Trouble Shooter: Nintendo Haters at Heart

The Sega-Nintendo War of the early 1990s may go down in history as yet another small-scale market squabble, but it left an impression. Uncouth as it is to compare trivial game-industry rivalries to real life, Sega and Nintendo fought a World War, polarizing the masses and reducing NEC’s TurboGrafx-16 to a cringing pocket of irrelevance. It was a momentous age, with every young nerd sifting magazines and playground rumors for the latest revelation that would see Sega or Nintendo triumphant. Friendships were tested, lifelong biases were forged, and at least one person claimed that Eternal Champions was better than Street Fighter II Turbo. And it all happened without widespread Internet access to feed the bonfires.

Yet the battle rarely bled into the games themselves. For the most part, Sega and Nintendo avoided attacking each other in their creations. Sega originally named a mustachioed boss “Mari-Oh” in Alex Kidd in Shinobi World, then changed it for the final version. Nintendo took the high road until the last years of the war, and their most savage blow had Uniracers telling players that names like "Sonic" and "Sega" were, in fact, not cool enough.

The majority of third-party developers avoided taking sides, but some couldn’t help it. Naxat buried an exploding “S?GA” logo in the code of their awesome NES shooter Recca, even though that barb went undiscovered for decades. Bart’s Nightmare, a horrible 1992 Super NES treatment of The Simpsons, snipes at Sega in mini-game where skyscraper residents toss things from windows. Among the items rained down on Bartzilla are cats, TVs, fire extinguishers…and what looks like a Genesis.


On the other side of the conflict, one game bluntly targets Nintendo and the Super Famicom.

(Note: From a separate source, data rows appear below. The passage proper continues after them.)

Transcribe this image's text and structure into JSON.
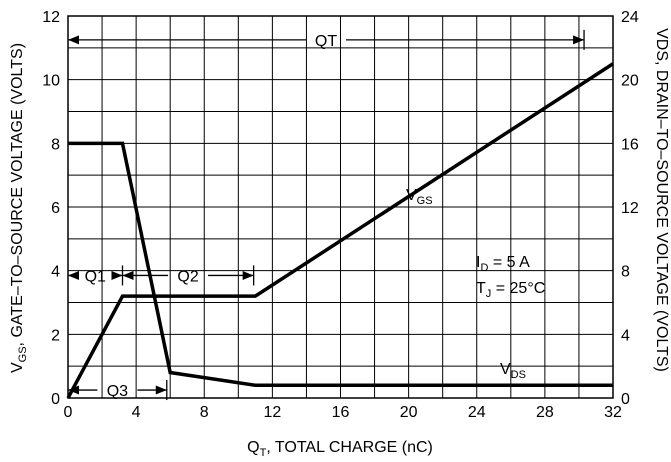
{
  "chart_data": {
    "type": "line",
    "x_axis": {
      "label_main": "Q",
      "label_sub": "T",
      "label_rest": ", TOTAL CHARGE (nC)",
      "range": [
        0,
        32
      ],
      "ticks": [
        0,
        4,
        8,
        12,
        16,
        20,
        24,
        28,
        32
      ]
    },
    "y_left": {
      "label_main": "V",
      "label_sub": "GS",
      "label_rest": ", GATE–TO–SOURCE VOLTAGE (VOLTS)",
      "range": [
        0,
        12
      ],
      "ticks": [
        0,
        2,
        4,
        6,
        8,
        10,
        12
      ]
    },
    "y_right": {
      "label_main": "V",
      "label_rest": "DS, DRAIN–TO–SOURCE VOLTAGE (VOLTS)",
      "range": [
        0,
        24
      ],
      "ticks": [
        0,
        4,
        8,
        12,
        16,
        20,
        24
      ]
    },
    "grid": true,
    "series": [
      {
        "name_main": "V",
        "name_sub": "GS",
        "axis": "left",
        "points": [
          [
            0,
            0
          ],
          [
            3.2,
            3.2
          ],
          [
            11.0,
            3.2
          ],
          [
            32,
            10.5
          ]
        ]
      },
      {
        "name_main": "V",
        "name_sub": "DS",
        "axis": "right",
        "points": [
          [
            0,
            16
          ],
          [
            3.2,
            16
          ],
          [
            6.0,
            1.6
          ],
          [
            11.0,
            0.8
          ],
          [
            32,
            0.8
          ]
        ]
      }
    ],
    "charge_markers": [
      {
        "label": "QT",
        "from": 0,
        "to": 30.3,
        "level": 11.25
      },
      {
        "label": "Q1",
        "from": 0,
        "to": 3.2,
        "level": 3.85
      },
      {
        "label": "Q2",
        "from": 3.2,
        "to": 10.9,
        "level": 3.85
      },
      {
        "label": "Q3",
        "from": 0,
        "to": 5.8,
        "level": 0.25
      }
    ],
    "conditions": {
      "id_main": "I",
      "id_sub": "D",
      "id_rest": " = 5 A",
      "tj_main": "T",
      "tj_sub": "J",
      "tj_rest": " = 25°C"
    }
  }
}
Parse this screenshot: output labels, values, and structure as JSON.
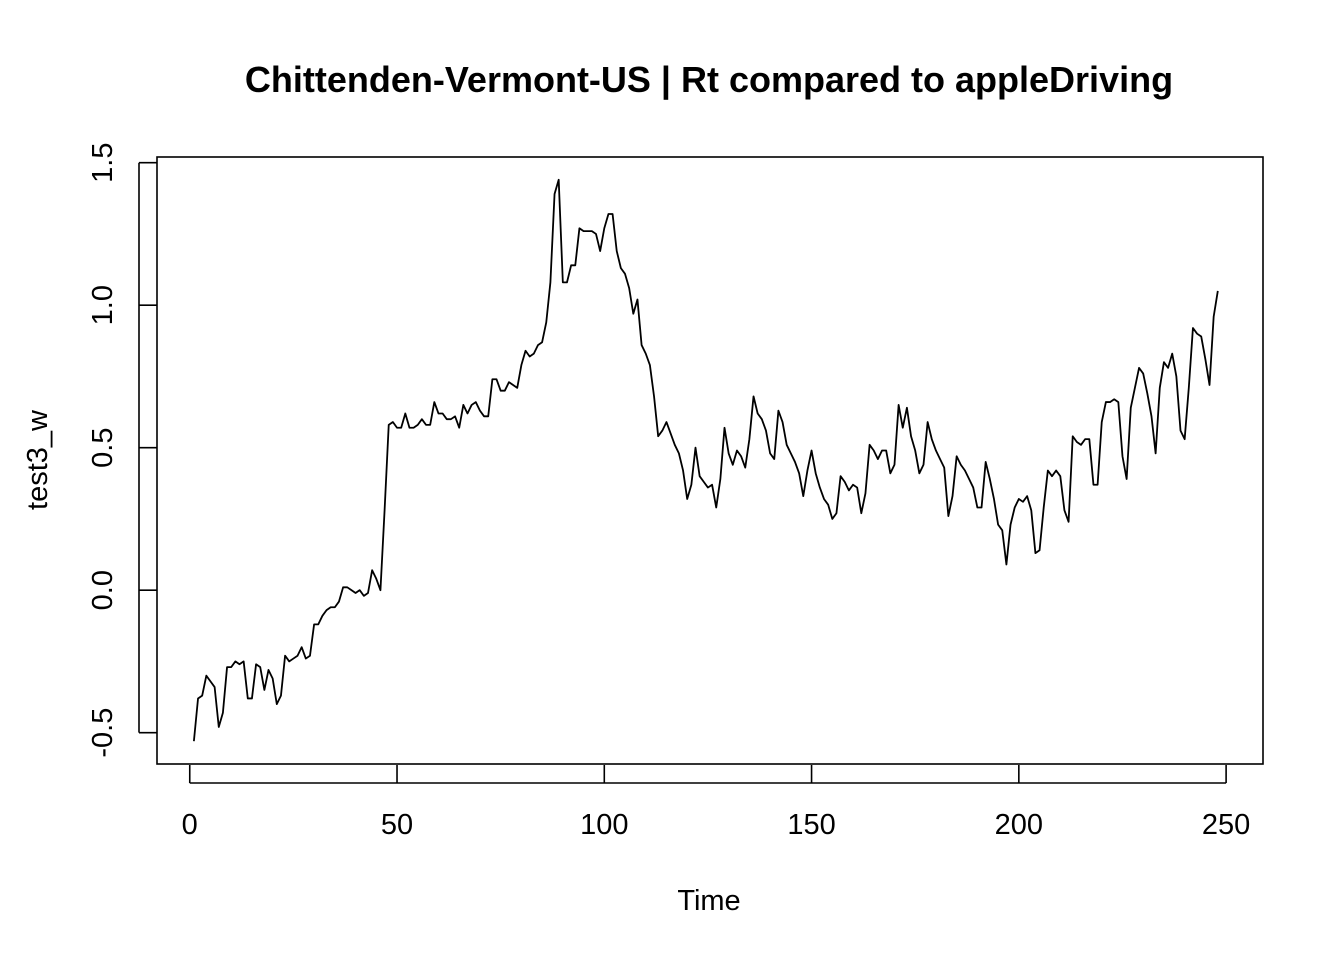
{
  "chart_data": {
    "type": "line",
    "title": "Chittenden-Vermont-US | Rt compared to appleDriving",
    "xlabel": "Time",
    "ylabel": "test3_w",
    "xlim": [
      -7.9,
      258.9
    ],
    "ylim": [
      -0.61,
      1.52
    ],
    "xticks": [
      0,
      50,
      100,
      150,
      200,
      250
    ],
    "yticks": [
      -0.5,
      0.0,
      0.5,
      1.0,
      1.5
    ],
    "xtick_labels": [
      "0",
      "50",
      "100",
      "150",
      "200",
      "250"
    ],
    "ytick_labels": [
      "-0.5",
      "0.0",
      "0.5",
      "1.0",
      "1.5"
    ],
    "grid": false,
    "line_color": "#000000",
    "series": [
      {
        "x": [
          1,
          2,
          3,
          4,
          5,
          6,
          7,
          8,
          9,
          10,
          11,
          12,
          13,
          14,
          15,
          16,
          17,
          18,
          19,
          20,
          21,
          22,
          23,
          24,
          25,
          26,
          27,
          28,
          29,
          30,
          31,
          32,
          33,
          34,
          35,
          36,
          37,
          38,
          39,
          40,
          41,
          42,
          43,
          44,
          45,
          46,
          47,
          48,
          49,
          50,
          51,
          52,
          53,
          54,
          55,
          56,
          57,
          58,
          59,
          60,
          61,
          62,
          63,
          64,
          65,
          66,
          67,
          68,
          69,
          70,
          71,
          72,
          73,
          74,
          75,
          76,
          77,
          78,
          79,
          80,
          81,
          82,
          83,
          84,
          85,
          86,
          87,
          88,
          89,
          90,
          91,
          92,
          93,
          94,
          95,
          96,
          97,
          98,
          99,
          100,
          101,
          102,
          103,
          104,
          105,
          106,
          107,
          108,
          109,
          110,
          111,
          112,
          113,
          114,
          115,
          116,
          117,
          118,
          119,
          120,
          121,
          122,
          123,
          124,
          125,
          126,
          127,
          128,
          129,
          130,
          131,
          132,
          133,
          134,
          135,
          136,
          137,
          138,
          139,
          140,
          141,
          142,
          143,
          144,
          145,
          146,
          147,
          148,
          149,
          150,
          151,
          152,
          153,
          154,
          155,
          156,
          157,
          158,
          159,
          160,
          161,
          162,
          163,
          164,
          165,
          166,
          167,
          168,
          169,
          170,
          171,
          172,
          173,
          174,
          175,
          176,
          177,
          178,
          179,
          180,
          181,
          182,
          183,
          184,
          185,
          186,
          187,
          188,
          189,
          190,
          191,
          192,
          193,
          194,
          195,
          196,
          197,
          198,
          199,
          200,
          201,
          202,
          203,
          204,
          205,
          206,
          207,
          208,
          209,
          210,
          211,
          212,
          213,
          214,
          215,
          216,
          217,
          218,
          219,
          220,
          221,
          222,
          223,
          224,
          225,
          226,
          227,
          228,
          229,
          230,
          231,
          232,
          233,
          234,
          235,
          236,
          237,
          238,
          239,
          240,
          241,
          242,
          243,
          244,
          245,
          246,
          247,
          248
        ],
        "values": [
          -0.53,
          -0.38,
          -0.37,
          -0.3,
          -0.32,
          -0.34,
          -0.48,
          -0.43,
          -0.27,
          -0.27,
          -0.25,
          -0.26,
          -0.25,
          -0.38,
          -0.38,
          -0.26,
          -0.27,
          -0.35,
          -0.28,
          -0.31,
          -0.4,
          -0.37,
          -0.23,
          -0.25,
          -0.24,
          -0.23,
          -0.2,
          -0.24,
          -0.23,
          -0.12,
          -0.12,
          -0.09,
          -0.07,
          -0.06,
          -0.06,
          -0.04,
          0.01,
          0.01,
          0.0,
          -0.01,
          0.0,
          -0.02,
          -0.01,
          0.07,
          0.04,
          0.0,
          0.28,
          0.58,
          0.59,
          0.57,
          0.57,
          0.62,
          0.57,
          0.57,
          0.58,
          0.6,
          0.58,
          0.58,
          0.66,
          0.62,
          0.62,
          0.6,
          0.6,
          0.61,
          0.57,
          0.65,
          0.62,
          0.65,
          0.66,
          0.63,
          0.61,
          0.61,
          0.74,
          0.74,
          0.7,
          0.7,
          0.73,
          0.72,
          0.71,
          0.79,
          0.84,
          0.82,
          0.83,
          0.86,
          0.87,
          0.94,
          1.08,
          1.39,
          1.44,
          1.08,
          1.08,
          1.14,
          1.14,
          1.27,
          1.26,
          1.26,
          1.26,
          1.25,
          1.19,
          1.27,
          1.32,
          1.32,
          1.19,
          1.13,
          1.11,
          1.06,
          0.97,
          1.02,
          0.86,
          0.83,
          0.79,
          0.68,
          0.54,
          0.56,
          0.59,
          0.55,
          0.51,
          0.48,
          0.42,
          0.32,
          0.37,
          0.5,
          0.4,
          0.38,
          0.36,
          0.37,
          0.29,
          0.39,
          0.57,
          0.48,
          0.44,
          0.49,
          0.47,
          0.43,
          0.53,
          0.68,
          0.62,
          0.6,
          0.56,
          0.48,
          0.46,
          0.63,
          0.59,
          0.51,
          0.48,
          0.45,
          0.41,
          0.33,
          0.42,
          0.49,
          0.41,
          0.36,
          0.32,
          0.3,
          0.25,
          0.27,
          0.4,
          0.38,
          0.35,
          0.37,
          0.36,
          0.27,
          0.34,
          0.51,
          0.49,
          0.46,
          0.49,
          0.49,
          0.41,
          0.44,
          0.65,
          0.57,
          0.64,
          0.54,
          0.49,
          0.41,
          0.44,
          0.59,
          0.53,
          0.49,
          0.46,
          0.43,
          0.26,
          0.33,
          0.47,
          0.44,
          0.42,
          0.39,
          0.36,
          0.29,
          0.29,
          0.45,
          0.39,
          0.32,
          0.23,
          0.21,
          0.09,
          0.23,
          0.29,
          0.32,
          0.31,
          0.33,
          0.28,
          0.13,
          0.14,
          0.29,
          0.42,
          0.4,
          0.42,
          0.4,
          0.28,
          0.24,
          0.54,
          0.52,
          0.51,
          0.53,
          0.53,
          0.37,
          0.37,
          0.59,
          0.66,
          0.66,
          0.67,
          0.66,
          0.47,
          0.39,
          0.64,
          0.71,
          0.78,
          0.76,
          0.69,
          0.61,
          0.48,
          0.71,
          0.8,
          0.78,
          0.83,
          0.75,
          0.56,
          0.53,
          0.71,
          0.92,
          0.9,
          0.89,
          0.81,
          0.72,
          0.96,
          1.05
        ]
      }
    ]
  }
}
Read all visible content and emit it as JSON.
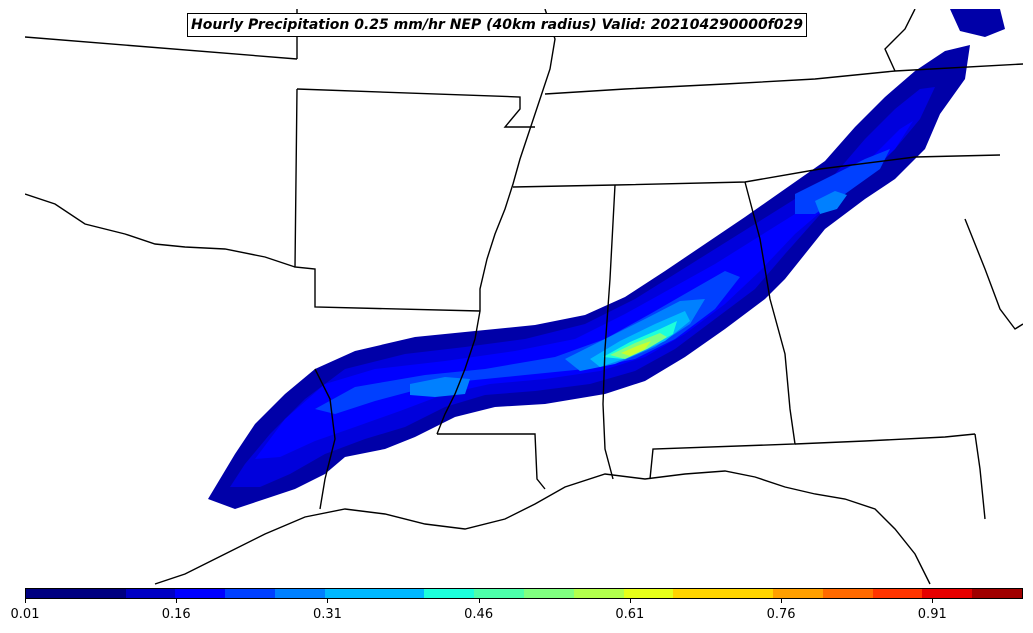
{
  "map": {
    "title": "Hourly Precipitation 0.25 mm/hr NEP (40km radius) Valid: 202104290000f029",
    "region": "Southeastern United States",
    "field": "neighborhood exceedance probability",
    "peak_location": "northern Alabama / Mississippi border",
    "probability_band": {
      "orientation": "southwest-northeast",
      "from": "southeast Texas",
      "to": "western Virginia"
    }
  },
  "colorbar": {
    "min": 0.01,
    "max": 1.0,
    "colormap": "jet",
    "colors": [
      "#000080",
      "#0000c4",
      "#0000ff",
      "#0040ff",
      "#0080ff",
      "#00b8ff",
      "#1cffdb",
      "#4dffaa",
      "#80ff80",
      "#b2ff4d",
      "#e6ff1a",
      "#ffd400",
      "#ff9f00",
      "#ff6a00",
      "#ff3500",
      "#e60000",
      "#a00000"
    ],
    "ticks": [
      "0.01",
      "0.16",
      "0.31",
      "0.46",
      "0.61",
      "0.76",
      "0.91"
    ]
  }
}
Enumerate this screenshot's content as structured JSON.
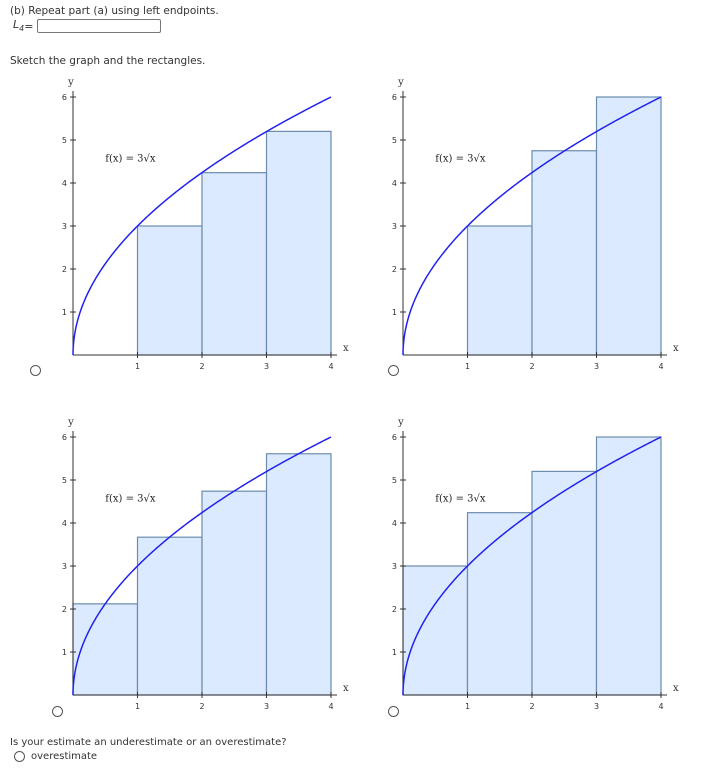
{
  "question": {
    "part_text": "(b) Repeat part (a) using left endpoints.",
    "l4_label": "L",
    "l4_sub": "4",
    "l4_eq": " =",
    "l4_value": "",
    "sketch_text": "Sketch the graph and the rectangles.",
    "estimate_text": "Is your estimate an underestimate or an overestimate?",
    "estimate_option": "overestimate"
  },
  "chart_data": [
    {
      "type": "bar",
      "function_label": "f(x) = 3√x",
      "xlabel": "x",
      "ylabel": "y",
      "xlim": [
        0,
        4
      ],
      "ylim": [
        0,
        6
      ],
      "x_ticks": [
        1,
        2,
        3,
        4
      ],
      "y_ticks": [
        1,
        2,
        3,
        4,
        5,
        6
      ],
      "rect_x": [
        1,
        2,
        3
      ],
      "rect_heights": [
        3,
        4.24,
        5.2
      ],
      "curve_color": "#2222ee",
      "rect_fill": "#dbeafe",
      "rect_stroke": "#6b8cae"
    },
    {
      "type": "bar",
      "function_label": "f(x) = 3√x",
      "xlabel": "x",
      "ylabel": "y",
      "xlim": [
        0,
        4
      ],
      "ylim": [
        0,
        6
      ],
      "x_ticks": [
        1,
        2,
        3,
        4
      ],
      "y_ticks": [
        1,
        2,
        3,
        4,
        5,
        6
      ],
      "rect_x": [
        1,
        2,
        3
      ],
      "rect_heights": [
        3,
        4.75,
        6
      ],
      "curve_color": "#2222ee",
      "rect_fill": "#dbeafe",
      "rect_stroke": "#6b8cae"
    },
    {
      "type": "bar",
      "function_label": "f(x) = 3√x",
      "xlabel": "x",
      "ylabel": "y",
      "xlim": [
        0,
        4
      ],
      "ylim": [
        0,
        6
      ],
      "x_ticks": [
        1,
        2,
        3,
        4
      ],
      "y_ticks": [
        1,
        2,
        3,
        4,
        5,
        6
      ],
      "rect_x": [
        0,
        1,
        2,
        3
      ],
      "rect_heights": [
        2.12,
        3.67,
        4.74,
        5.61
      ],
      "curve_color": "#2222ee",
      "rect_fill": "#dbeafe",
      "rect_stroke": "#6b8cae"
    },
    {
      "type": "bar",
      "function_label": "f(x) = 3√x",
      "xlabel": "x",
      "ylabel": "y",
      "xlim": [
        0,
        4
      ],
      "ylim": [
        0,
        6
      ],
      "x_ticks": [
        1,
        2,
        3,
        4
      ],
      "y_ticks": [
        1,
        2,
        3,
        4,
        5,
        6
      ],
      "rect_x": [
        0,
        1,
        2,
        3
      ],
      "rect_heights": [
        3,
        4.24,
        5.2,
        6
      ],
      "curve_color": "#2222ee",
      "rect_fill": "#dbeafe",
      "rect_stroke": "#6b8cae"
    }
  ]
}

That game is Vic Tokai’s Trouble Shooter.


Trouble Shooter was never a classic of the Sega Genesis library. It’s basic and slow-paced, though strangely charming in its fusion of the free-floating gameplay of Forgotten Worlds, the humorous tones of Parodius, and the destructive heroines-for-hire of The Dirty Pair. The game sends heavily armed bounty hunters Madison and Crystal (Mania and Maria in Japan) floating through levels and gunning down all sorts of slightly bizarre machines. It has the affectionate, in-jokey air of a pet project, crafted by a Vic Tokai team called Studio Uchuu Tetsujin, or Studio Space Iron Men. Reportedly irked by Vic Tokai’s support of Super Famicom games, Studio Space Iron Men hit Nintendo with a stunning assault. They stepped on the Super Famicom.